Following research published last year, a new paper outlines the further success of a diagnostic blood test for autism. The results could help to diagnose the condition at a younger age.
Autism spectrum disorder (ASD) is a range of conditions that impact the way in which an individual interacts with the world.
Though every case is different, symptoms can include repetitive behaviors, tics, anxiety, and learning difficulties.
There are many questions about ASD that are still unanswered.
For instance, we still don’t understand exactly why it occurs, and there is no cure.
However, the earlier ASD is picked up, the better the outcome tends to be. But, because clinical observation is the only way to diagnose ASD, it is only possible once the child is around 4 years old.
Designing a reliable diagnostic test for ASD is a challenge that a number of institutions have taken up. One such institution is the Rensselaer Polytechnic Institute in Troy, NY.
Instead of looking for one single chemical to measure, the researchers — led by Prof. Juergen Hahn — used a big data approach and searched for patterns in metabolites.
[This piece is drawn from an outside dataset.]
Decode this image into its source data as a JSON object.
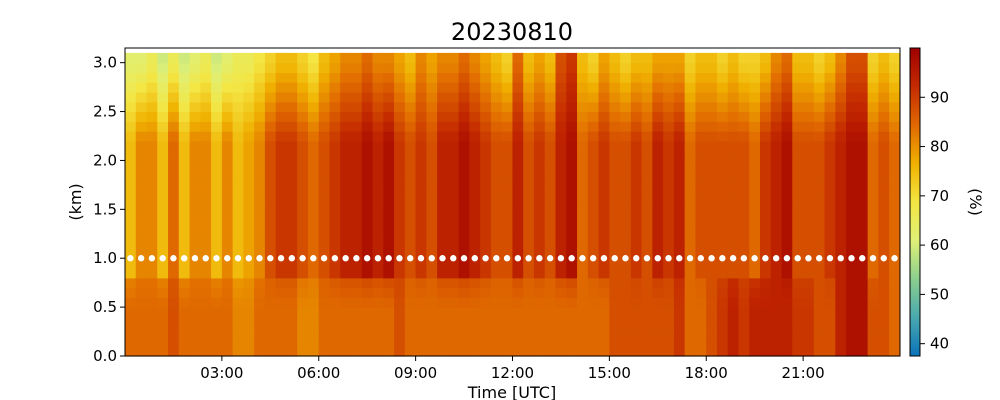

In 2017, the researchers had their first success. They analyzed blood from 149 people with an ASD diagnosis, assessing each sample for levels of 24 metabolites. The chemicals were all related to two particular cellular pathways: the methionine cycle, and the transsulfuration pathway.
Having done this, they scientists were able to create a test that could correctly identify more than 96 percent of ASD cases within the group that they had recruited.
Recently, the same team set out to replicate its findings in a new dataset.
They assessed data from 154 children with ASD, taken by researchers from the Arkansas Children’s Research Institute in Little Rock. This time, however, they only had access to information on 22 of the 24 metabolic markers they had used in the last trial.
Their results were published this month in the journal Bioengineering and Translational Medicine, and they are encouraging.
When they applied the algorithm, it predicted ASD correctly in 88 percent of cases.
While 88 percent is an impressive result, it is lower than the success rate from the previous studies. Prof. Hahn thinks that this is because the two missing metabolites were shown to be strong indicators in the last study. However, the results are still exciting.
“The most meaningful result is the high degree of accuracy we are able to obtain using this approach on data collected years apart from the original dataset.”
Prof. Juergen Hahn
Hopefully, this new test will be moved swiftly on to the next stage of research, so that it may soon be available to clinicians.
Prof. Hahn is eager to move forward, saying, “This is an approach that we would like to see move forward into clinical trials and ultimately into a commercially available test.”